Higher Education Evaluation, Assessment, and Faculty Engagement
In: New directions for evaluation: a publication of the American Evaluation Association, Band 2016, Heft 151, S. 11-20
Abstract
AbstractEvaluative practice has a long and deep history in higher education. It has been a persistent part of instructional practice and curriculum, intricately entwined with scholarly efforts to address teaching and learning. From public policy and oversight perspectives, the questions of value and worth have often focused on inputs—faculty credentials, facilities, etc.—as well as fiscal responsibility. But in the last 30 years, attention has turned to student learning as a critical outcome and the assessment of learning as a principal endeavor. The developments in higher education assessment have involved increasingly sophisticated psychometric approaches to measurement as well as more teacherly orientations to the implementation of educational assessments within the individual contexts—and intentions—of colleges and universities.
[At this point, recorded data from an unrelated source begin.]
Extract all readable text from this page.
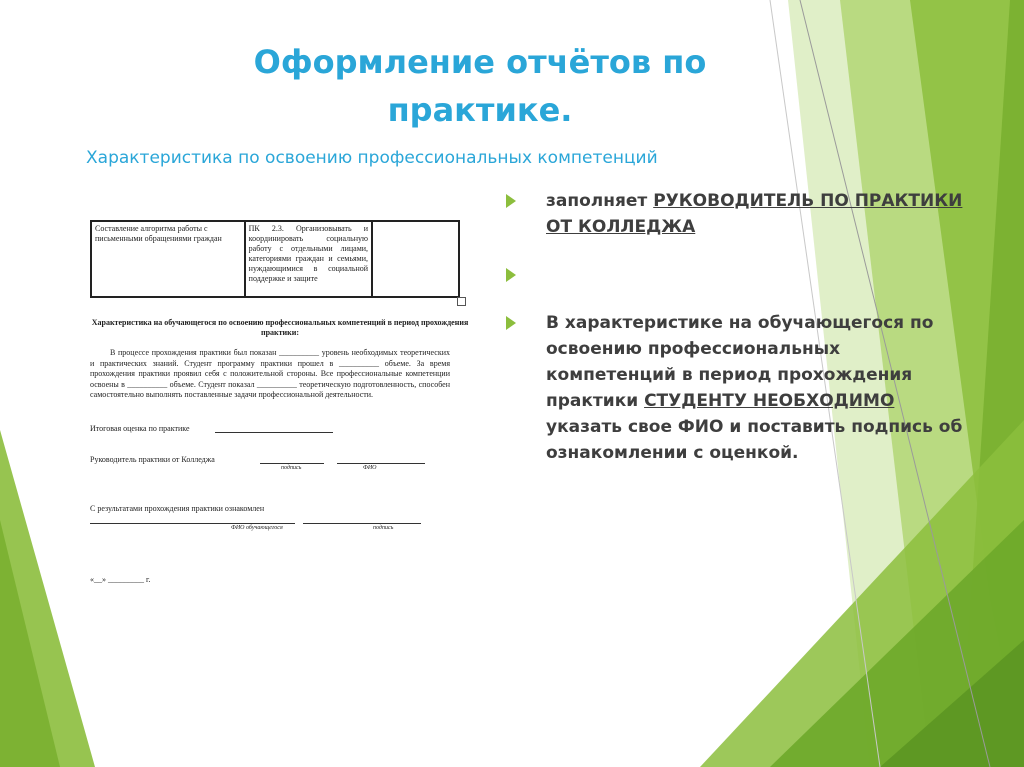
Оформление отчётов по практике.
Характеристика по освоению профессиональных компетенций
заполняет РУКОВОДИТЕЛЬ ПО ПРАКТИКИ ОТ КОЛЛЕДЖА
В характеристике на обучающегося по освоению профессиональных компетенций в период прохождения практики СТУДЕНТУ НЕОБХОДИМО указать свое ФИО и поставить подпись об ознакомлении с оценкой.
Составление алгоритма работы с письменными обращениями граждан	ПК 2.3. Организовывать и координировать социальную работу с отдельными лицами, категориями граждан и семьями, нуждающимися в социальной поддержке и защите	
Характеристика на обучающегося по освоению профессиональных компетенций в период прохождения практики:
В процессе прохождения практики был показан __________ уровень необходимых теоретических и практических знаний. Студент программу практики прошел в __________ объеме. За время прохождения практики проявил себя с положительной стороны. Все профессиональные компетенции освоены в __________ объеме. Студент показал __________ теоретическую подготовленность, способен самостоятельно выполнять поставленные задачи профессиональной деятельности.
Итоговая оценка по практике
Руководитель практики от Колледжа
подпись	ФИО
С результатами прохождения практики ознакомлен
ФИО обучающегося	подпись
«__» _________ г.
In this chapter, we introduce some of the issues in the field and argue that evaluation has a unique history that is committed to systematically bringing evidence of program outcomes and processes into the discourse of educators—administrators, faculty, and staff—as they examine and build on their own operations. We briefly review the current context and challenges and support increased evaluator–faculty collaboration. We make a case for how the analysis of evaluation practices in higher education is both a means to increasing expertise in those applications and to thinking about evaluation practices across developing and complex institutions.